MacLeod rose as well. He paused as he passed Adrian. "If you're hungry, help yourself. I'll only be a minute."
Adrian nodded.
But instead of eating, he went out the back door of Tessa's shop and stood there in the cooling afternoon air and thought of what he had lost and what he had gained. It seemed he was more connected to MacLeod than he had ever known. Perhaps he hadn't valued that enough. Knowing the Highlander as a man instead of a character made all the difference in the world. Knowing what lay before the Immortal made him want to weep.
And then he was there, handing Adrian a long coat. Adrian met MacLeod's gaze, but neither spoke. While Adrian shrugged into the duster, MacLeod put the top up on the T-bird. The drive was a silent one, each man lost in his own thoughts.
The setting sun told them they were right on time.
When they reached the street where Tessa had died, Adrian pointed to the
lamppost where he had first appeared. MacLeod parked just down from it.
Adrian felt his stomach sink at the thought of leaving this place but he did not
belong here and never would.
Getting out of the car, Adrian took off the coat and laid it gently on the seat.

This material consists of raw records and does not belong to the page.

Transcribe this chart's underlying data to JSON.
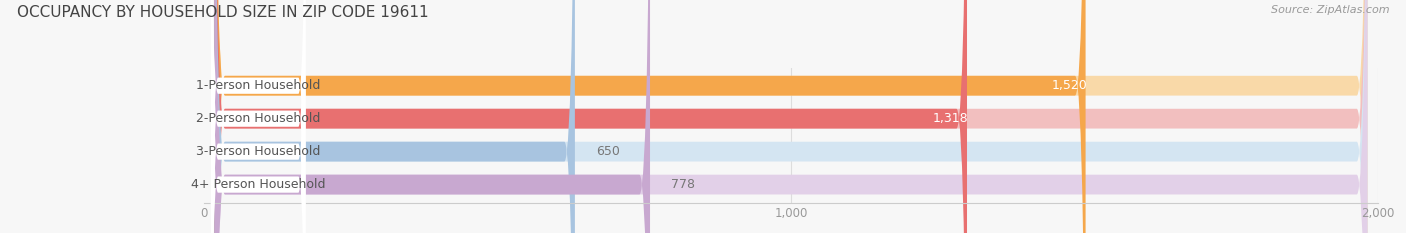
{
  "title": "OCCUPANCY BY HOUSEHOLD SIZE IN ZIP CODE 19611",
  "source": "Source: ZipAtlas.com",
  "categories": [
    "1-Person Household",
    "2-Person Household",
    "3-Person Household",
    "4+ Person Household"
  ],
  "values": [
    1520,
    1318,
    650,
    778
  ],
  "bar_colors": [
    "#F5A74B",
    "#E87070",
    "#A8C4E0",
    "#C8A8D0"
  ],
  "bar_bg_colors": [
    "#F9D9A8",
    "#F2BFBF",
    "#D4E5F2",
    "#E2D0E8"
  ],
  "xlim": [
    0,
    2000
  ],
  "xticks": [
    0,
    1000,
    2000
  ],
  "background_color": "#F7F7F7",
  "title_fontsize": 11,
  "label_fontsize": 9,
  "value_fontsize": 9,
  "source_fontsize": 8,
  "bar_height": 0.6
}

He walked slowly to the other side of the street, MacLeod following. But when
Adrian turned to say farewell to the Immortal, he saw the Shimura blade in the old man's hand. The blue of the scabbard shone darkly in the dying light.
MacLeod held it out to him. He said, "Keep it with you. Make it a part of you.
It may be the only friend you have."
Moisture blurred Adrian's vision and he blinked it away. Bowing deeply, he let
the sword rest on his palms as MacLeod released it. Then he stood tall.
MacLeod's hand was held out to him and Adrian held the sword at his side.
Without a sound, he held out his own hand, only to have his elbow gripped in
MacLeod's strong grasp. Adrian did the same. It was the first time either had
touched the other willingly. It was also the last.
Then each man stepped back.
The Scot said simply, "Adrian."
Adrian nodded. "Duncan."
He turned away to fish the keys from his pocket. Standing where he had stood the night before, he dropped them at his feet. All he had to do now was kneel and pick them up and he would be home.
"Adrian?"
The actor turned his head.
"Did it ever occur to you to you that if I'm a figment of some writer's imagination, then so are you?"
Adrian blinked, stunned. Then his mouth twitched and the twitch became a smile and the smile a grin. From somewhere deep inside him came a laugh, rolling and deep. Eyes shining hazel green, he watched as the Highlander leaned against the T-bird, laughing just as hard.
Adrian knelt, fixed his gaze on his mirror image, and whispering a few
well-chosen words, picked up the keys. Where he had been, there was only fog.
MacLeod watched him go. Still smiling, he opened the car door and got in.
Damn all writers anyway, he thought, and putting the car in gear, drove slowly home.